|A Review of: Wish: Market to Table, a Food & Entertaining Guide
by Brian Fawcett
If Emily Richards may not be all that exotic, but her multicultural credentials are impressive. Of Italian descent, she grew up in Sault St. Marie, Ontario, has a Portuguese maiden name (Fernandes), and is married to an Anglo-hence the WASP surname. She's actually of Calabrian descent, which isn't quite the same thing as being Italian. Not surprisingly, most of her recipes reflect the Calabrese palate, which uses more tomatoes and less dairy, leans more toward simplicity and quality of materials and steers clear of the sometimes overwrought complexities of northern Italian cooking.
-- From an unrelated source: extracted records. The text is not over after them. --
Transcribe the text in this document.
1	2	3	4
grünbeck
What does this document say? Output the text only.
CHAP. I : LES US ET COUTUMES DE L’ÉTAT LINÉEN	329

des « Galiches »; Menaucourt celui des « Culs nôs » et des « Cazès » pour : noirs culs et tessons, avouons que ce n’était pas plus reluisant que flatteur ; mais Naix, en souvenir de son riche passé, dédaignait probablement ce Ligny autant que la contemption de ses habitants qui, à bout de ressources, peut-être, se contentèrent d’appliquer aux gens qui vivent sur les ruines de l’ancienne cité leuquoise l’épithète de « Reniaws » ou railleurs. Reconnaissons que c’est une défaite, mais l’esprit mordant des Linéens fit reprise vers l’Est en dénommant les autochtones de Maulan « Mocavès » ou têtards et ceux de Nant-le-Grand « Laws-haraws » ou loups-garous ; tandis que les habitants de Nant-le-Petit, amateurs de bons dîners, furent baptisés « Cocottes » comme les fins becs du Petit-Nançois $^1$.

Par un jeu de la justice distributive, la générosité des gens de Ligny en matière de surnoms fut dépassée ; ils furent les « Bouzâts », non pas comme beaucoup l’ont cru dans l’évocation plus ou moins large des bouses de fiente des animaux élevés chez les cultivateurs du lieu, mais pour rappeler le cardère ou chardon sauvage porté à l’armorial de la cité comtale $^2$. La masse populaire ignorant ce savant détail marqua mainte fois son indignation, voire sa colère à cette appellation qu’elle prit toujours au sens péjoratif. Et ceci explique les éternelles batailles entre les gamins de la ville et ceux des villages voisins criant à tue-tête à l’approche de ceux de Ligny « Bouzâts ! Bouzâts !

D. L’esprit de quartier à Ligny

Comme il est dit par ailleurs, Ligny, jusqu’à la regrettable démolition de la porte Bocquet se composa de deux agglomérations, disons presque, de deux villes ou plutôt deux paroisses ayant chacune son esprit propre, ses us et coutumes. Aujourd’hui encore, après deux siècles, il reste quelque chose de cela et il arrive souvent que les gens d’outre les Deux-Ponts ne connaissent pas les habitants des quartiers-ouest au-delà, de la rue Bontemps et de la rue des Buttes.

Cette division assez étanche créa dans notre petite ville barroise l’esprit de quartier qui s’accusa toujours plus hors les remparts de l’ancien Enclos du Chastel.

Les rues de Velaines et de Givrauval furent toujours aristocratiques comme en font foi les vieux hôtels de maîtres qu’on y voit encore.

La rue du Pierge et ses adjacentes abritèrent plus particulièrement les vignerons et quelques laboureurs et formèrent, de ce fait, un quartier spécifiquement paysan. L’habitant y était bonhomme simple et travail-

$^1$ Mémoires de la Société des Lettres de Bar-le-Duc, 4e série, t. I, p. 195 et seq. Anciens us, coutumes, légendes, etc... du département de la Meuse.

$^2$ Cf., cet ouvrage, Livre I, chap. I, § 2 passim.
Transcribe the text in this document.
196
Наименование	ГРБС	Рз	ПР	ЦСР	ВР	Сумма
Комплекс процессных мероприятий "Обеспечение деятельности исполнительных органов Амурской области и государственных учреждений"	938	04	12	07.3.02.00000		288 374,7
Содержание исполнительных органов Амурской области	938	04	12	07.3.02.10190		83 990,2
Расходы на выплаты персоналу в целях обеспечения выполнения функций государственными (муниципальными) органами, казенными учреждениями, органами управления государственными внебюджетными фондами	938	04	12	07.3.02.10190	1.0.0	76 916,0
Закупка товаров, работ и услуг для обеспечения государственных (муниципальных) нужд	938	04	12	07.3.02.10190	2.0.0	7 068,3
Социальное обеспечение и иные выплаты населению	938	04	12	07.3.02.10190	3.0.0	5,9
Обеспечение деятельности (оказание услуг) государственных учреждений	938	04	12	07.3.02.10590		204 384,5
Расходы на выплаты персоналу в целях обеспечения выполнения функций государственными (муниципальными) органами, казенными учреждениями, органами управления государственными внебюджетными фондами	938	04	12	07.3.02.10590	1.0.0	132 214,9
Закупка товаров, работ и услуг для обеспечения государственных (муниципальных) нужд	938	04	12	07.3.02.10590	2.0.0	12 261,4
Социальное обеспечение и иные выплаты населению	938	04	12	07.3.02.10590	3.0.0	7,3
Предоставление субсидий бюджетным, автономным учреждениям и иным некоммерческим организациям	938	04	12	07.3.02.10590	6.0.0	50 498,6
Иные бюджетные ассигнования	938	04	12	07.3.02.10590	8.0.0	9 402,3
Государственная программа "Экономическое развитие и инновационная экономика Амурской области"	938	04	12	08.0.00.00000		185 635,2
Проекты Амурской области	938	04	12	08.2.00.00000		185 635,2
She's also a long-time contributor to the lifestyle magazine, Canadian Living, and a co-host of Canadian Living Cooks, which appears on the Food Network Canada.
That connection is likely the source of the book's chief flaws, and there are several: Aside from the built-in difficulties of trying to set recipes for "average" Canadian women who shop for food at some theoretical supermarket concocted by Canadian Living's market research department, Richards tends to treat her readers as chronic dieters who've just fallen off the proverbial turnip truck and are perpetually in danger of falling off the dieting wagon. What I mean by this is that she goes into sometimes pedantic but utterly unhelpful detail with the recipes and culinary advice. At one point, for instance, she counsels readers to have "a variety of pots and pans" and sharp knives. Then, to prove that the obvious can't ever get obvious enough to suit television-think, she backs off on the sharp knives by saying that, well, it's more important to choose a knife that's "comfortable". This advice will probably send more than a few safety-crazed suburbanites to carving roasts with butter-knives, but there's an element to it that isn't quite so funny. It leads to the implicit suggestion that substituting inside her recipes is just fine.
This is a shame, because her sense of Calabrese cooking is accurate and thoroughly refined, and if taken seriously, many of the recipes are excellent representatives of one of the world's undervalued cuisines.